My mother’s dog howled at the opening theme song of M.A.S.H. Not immediately, but starting at a spot partway thru the music. She did this every time, even if nobody was in the room with her. We always assumed there was some part of that music that she was responding to.

My next-door neighbor thinks it is pain, but I think it is solidarity. (This is when our two dogs are howling together. It’s usually a siren that starts them, but they go on from there and I swear they are trying to out-sing each other.)

Also, when in pain, at least when I know about it, my dog yips. And then after that he’s pretty stoic.

ETA: But, the flute? I don’t know. I had to quit playing the flute when my firstborn was an infant, because he screamed. I think in that case, it was pain.

My friends’ dog would scream at the sound of a fire or police siren. He didn’t bark, and didn’t howl, exactly: it was a more desperate, frantic, frenzied reaction. He also showed lots of other behavior evidence of distress… Anyway, the dog emitted unending sharp, short, howl-like screams, and shook and shuddered, and his eyes rolled, and he absolutely could not be comforted. Weird, and very disturbing. If it wasn’t pain, it sure looked like it.

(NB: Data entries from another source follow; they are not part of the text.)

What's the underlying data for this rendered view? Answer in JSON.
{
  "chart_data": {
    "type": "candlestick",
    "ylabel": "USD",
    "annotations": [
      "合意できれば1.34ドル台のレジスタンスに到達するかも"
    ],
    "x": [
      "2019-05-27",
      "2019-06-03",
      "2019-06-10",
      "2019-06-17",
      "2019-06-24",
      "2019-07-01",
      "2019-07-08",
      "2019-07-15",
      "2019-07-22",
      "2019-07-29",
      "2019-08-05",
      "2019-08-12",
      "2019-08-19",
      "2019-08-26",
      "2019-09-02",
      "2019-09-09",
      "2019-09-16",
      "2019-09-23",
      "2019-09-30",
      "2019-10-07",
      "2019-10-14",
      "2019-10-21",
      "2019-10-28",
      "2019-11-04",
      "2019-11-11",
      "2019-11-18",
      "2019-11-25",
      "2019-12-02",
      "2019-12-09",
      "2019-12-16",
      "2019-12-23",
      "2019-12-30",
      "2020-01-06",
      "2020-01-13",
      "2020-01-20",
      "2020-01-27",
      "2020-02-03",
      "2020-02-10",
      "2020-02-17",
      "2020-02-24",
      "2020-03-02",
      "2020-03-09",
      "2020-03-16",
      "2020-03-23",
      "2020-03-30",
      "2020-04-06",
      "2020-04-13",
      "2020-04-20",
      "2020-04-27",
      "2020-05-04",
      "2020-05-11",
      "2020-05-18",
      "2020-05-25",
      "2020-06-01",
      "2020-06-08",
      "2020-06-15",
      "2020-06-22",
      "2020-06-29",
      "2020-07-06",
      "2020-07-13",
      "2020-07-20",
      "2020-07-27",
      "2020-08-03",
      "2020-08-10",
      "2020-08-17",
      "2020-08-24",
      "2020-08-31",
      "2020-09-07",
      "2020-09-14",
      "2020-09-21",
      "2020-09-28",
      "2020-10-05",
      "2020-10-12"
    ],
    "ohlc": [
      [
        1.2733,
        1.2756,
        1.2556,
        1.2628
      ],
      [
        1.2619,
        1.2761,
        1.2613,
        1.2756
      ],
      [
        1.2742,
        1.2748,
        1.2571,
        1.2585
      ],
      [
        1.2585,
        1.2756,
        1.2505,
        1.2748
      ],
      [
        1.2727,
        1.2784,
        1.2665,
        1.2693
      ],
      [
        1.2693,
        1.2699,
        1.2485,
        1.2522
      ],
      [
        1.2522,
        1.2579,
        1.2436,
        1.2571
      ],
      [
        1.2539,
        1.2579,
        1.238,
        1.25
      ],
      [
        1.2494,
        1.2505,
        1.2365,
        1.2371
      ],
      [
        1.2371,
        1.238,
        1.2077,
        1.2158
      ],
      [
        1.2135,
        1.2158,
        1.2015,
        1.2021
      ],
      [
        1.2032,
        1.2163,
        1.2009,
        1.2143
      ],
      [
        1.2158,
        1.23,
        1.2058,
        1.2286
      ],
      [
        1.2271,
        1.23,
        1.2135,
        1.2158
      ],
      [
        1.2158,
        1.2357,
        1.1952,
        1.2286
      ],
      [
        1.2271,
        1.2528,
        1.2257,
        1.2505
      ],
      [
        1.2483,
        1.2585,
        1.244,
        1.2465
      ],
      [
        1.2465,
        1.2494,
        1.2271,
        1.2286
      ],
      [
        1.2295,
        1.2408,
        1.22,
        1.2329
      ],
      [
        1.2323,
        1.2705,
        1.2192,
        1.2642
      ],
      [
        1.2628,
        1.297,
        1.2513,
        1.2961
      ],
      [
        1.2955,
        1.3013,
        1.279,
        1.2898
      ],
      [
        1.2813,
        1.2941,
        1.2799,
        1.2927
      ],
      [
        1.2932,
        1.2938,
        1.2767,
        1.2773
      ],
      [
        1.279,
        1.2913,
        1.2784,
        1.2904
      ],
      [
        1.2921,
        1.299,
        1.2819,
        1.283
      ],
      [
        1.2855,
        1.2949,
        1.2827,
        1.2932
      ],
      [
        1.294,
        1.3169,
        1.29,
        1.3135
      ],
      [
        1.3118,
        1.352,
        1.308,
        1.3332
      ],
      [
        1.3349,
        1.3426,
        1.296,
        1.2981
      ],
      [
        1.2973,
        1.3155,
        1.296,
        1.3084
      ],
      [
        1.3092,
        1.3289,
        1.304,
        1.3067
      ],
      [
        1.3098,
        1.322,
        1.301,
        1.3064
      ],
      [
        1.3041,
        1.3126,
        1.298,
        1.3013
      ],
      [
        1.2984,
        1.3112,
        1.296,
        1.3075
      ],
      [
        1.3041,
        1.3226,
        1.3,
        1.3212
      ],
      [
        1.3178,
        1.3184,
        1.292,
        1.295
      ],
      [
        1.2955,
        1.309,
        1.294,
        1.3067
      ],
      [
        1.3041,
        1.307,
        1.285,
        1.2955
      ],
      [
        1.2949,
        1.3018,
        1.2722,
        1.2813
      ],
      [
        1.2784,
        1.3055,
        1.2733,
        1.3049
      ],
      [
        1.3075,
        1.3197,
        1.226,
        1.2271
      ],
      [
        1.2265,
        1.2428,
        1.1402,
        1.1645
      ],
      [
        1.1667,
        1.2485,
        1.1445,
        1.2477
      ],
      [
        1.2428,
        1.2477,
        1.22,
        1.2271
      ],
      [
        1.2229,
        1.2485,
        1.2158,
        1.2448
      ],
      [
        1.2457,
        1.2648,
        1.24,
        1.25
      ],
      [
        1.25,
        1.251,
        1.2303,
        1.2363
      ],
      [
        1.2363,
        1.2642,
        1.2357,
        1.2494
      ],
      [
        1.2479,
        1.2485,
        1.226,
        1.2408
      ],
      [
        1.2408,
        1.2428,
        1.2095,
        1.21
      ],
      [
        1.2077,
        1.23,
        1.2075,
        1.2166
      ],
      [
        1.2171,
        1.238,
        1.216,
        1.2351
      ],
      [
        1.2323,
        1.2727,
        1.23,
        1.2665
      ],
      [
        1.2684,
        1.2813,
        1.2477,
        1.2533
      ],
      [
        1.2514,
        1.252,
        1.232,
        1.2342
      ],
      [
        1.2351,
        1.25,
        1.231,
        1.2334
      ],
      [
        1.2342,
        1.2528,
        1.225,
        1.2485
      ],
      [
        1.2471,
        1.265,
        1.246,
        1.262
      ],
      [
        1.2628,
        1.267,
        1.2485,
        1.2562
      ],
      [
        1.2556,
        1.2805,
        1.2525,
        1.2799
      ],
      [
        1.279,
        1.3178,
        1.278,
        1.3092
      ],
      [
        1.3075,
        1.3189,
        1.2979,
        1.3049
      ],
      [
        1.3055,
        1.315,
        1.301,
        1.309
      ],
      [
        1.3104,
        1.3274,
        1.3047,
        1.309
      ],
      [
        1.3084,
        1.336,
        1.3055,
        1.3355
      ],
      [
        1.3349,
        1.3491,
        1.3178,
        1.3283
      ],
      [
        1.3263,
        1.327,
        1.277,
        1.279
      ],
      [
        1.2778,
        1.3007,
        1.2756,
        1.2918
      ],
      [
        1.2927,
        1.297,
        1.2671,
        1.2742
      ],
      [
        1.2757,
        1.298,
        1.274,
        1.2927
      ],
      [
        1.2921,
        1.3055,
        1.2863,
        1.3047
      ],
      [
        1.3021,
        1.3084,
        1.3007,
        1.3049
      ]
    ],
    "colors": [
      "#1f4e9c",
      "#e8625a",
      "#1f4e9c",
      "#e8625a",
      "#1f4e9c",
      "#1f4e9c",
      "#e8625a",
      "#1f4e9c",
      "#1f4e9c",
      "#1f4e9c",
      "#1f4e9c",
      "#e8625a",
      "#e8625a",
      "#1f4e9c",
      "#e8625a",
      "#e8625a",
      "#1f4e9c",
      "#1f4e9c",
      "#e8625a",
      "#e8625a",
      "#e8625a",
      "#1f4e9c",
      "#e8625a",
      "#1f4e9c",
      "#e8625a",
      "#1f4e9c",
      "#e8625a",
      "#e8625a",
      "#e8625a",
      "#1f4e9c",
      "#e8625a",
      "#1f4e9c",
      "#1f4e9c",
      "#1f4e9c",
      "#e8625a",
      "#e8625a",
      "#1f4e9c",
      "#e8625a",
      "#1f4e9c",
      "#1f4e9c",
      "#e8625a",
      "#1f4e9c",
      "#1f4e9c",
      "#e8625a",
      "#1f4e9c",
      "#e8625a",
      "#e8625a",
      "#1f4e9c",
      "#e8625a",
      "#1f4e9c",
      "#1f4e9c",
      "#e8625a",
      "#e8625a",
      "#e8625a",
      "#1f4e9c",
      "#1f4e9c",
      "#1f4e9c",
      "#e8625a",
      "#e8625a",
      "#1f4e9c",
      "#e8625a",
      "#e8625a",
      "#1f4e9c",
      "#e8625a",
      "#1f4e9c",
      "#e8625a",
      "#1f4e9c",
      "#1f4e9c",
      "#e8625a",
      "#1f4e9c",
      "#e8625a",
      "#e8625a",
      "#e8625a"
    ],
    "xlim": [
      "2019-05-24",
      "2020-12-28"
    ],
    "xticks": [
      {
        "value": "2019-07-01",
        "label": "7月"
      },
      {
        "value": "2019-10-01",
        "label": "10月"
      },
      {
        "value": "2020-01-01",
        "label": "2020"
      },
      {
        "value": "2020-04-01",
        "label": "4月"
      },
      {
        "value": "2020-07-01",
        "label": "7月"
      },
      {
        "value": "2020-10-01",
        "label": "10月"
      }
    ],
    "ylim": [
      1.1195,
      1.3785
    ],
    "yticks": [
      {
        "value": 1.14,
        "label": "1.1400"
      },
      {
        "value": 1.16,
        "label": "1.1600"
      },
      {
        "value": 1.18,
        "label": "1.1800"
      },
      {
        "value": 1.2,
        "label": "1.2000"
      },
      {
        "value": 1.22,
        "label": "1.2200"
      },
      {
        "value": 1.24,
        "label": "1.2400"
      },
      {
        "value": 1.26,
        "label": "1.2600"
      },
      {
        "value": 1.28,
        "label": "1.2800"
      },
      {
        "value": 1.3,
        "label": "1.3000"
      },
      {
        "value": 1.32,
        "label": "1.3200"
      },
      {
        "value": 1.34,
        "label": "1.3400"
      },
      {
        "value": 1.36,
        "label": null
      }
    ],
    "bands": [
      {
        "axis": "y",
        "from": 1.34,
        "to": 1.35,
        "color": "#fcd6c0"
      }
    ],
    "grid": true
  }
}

Obviously, I might well be anthropomorphizing… But dogs’ moods seem so very easy to interpret in most other ways. Or not?

Perhaps they are trying to train us to carry a tune, their tune? “Look ya big tailless dog that doesn’t know how to walk on all fours, ya may be the pack leader and have opposable thumbs but this is how you sing!”

I’m sure some sounds make dogs distressed or frustrated, but that’s not the same as physical pain. My Lab gets inordinately distressed, agitated and woo woos pathetically and loudly if he’s in the vehicle and I leave to go into a store or something; but that’s a manifestation of his mild separation anxiety, not physical pain.

BTW, “comforting” a dog who’s distressed because of something like a siren, or being left alone in a vehicle momentarily, reinforces the behaviour. Actually the worst thing you can do, besides getting angry and punishing the dog for being distressed. By comforting a distressed dog, you’re telling him it’s OK to be distressed. Better: divert attention with food or play, or ignore it and make a happy show of telling him he’s silly.

I’ve brought more than one dog into the house (I foster) that didn’t react to sirens or certain pitches of music, but if a resident dog is a howler, the new one usually picks up the habit.

It awakes in them the call of the wild.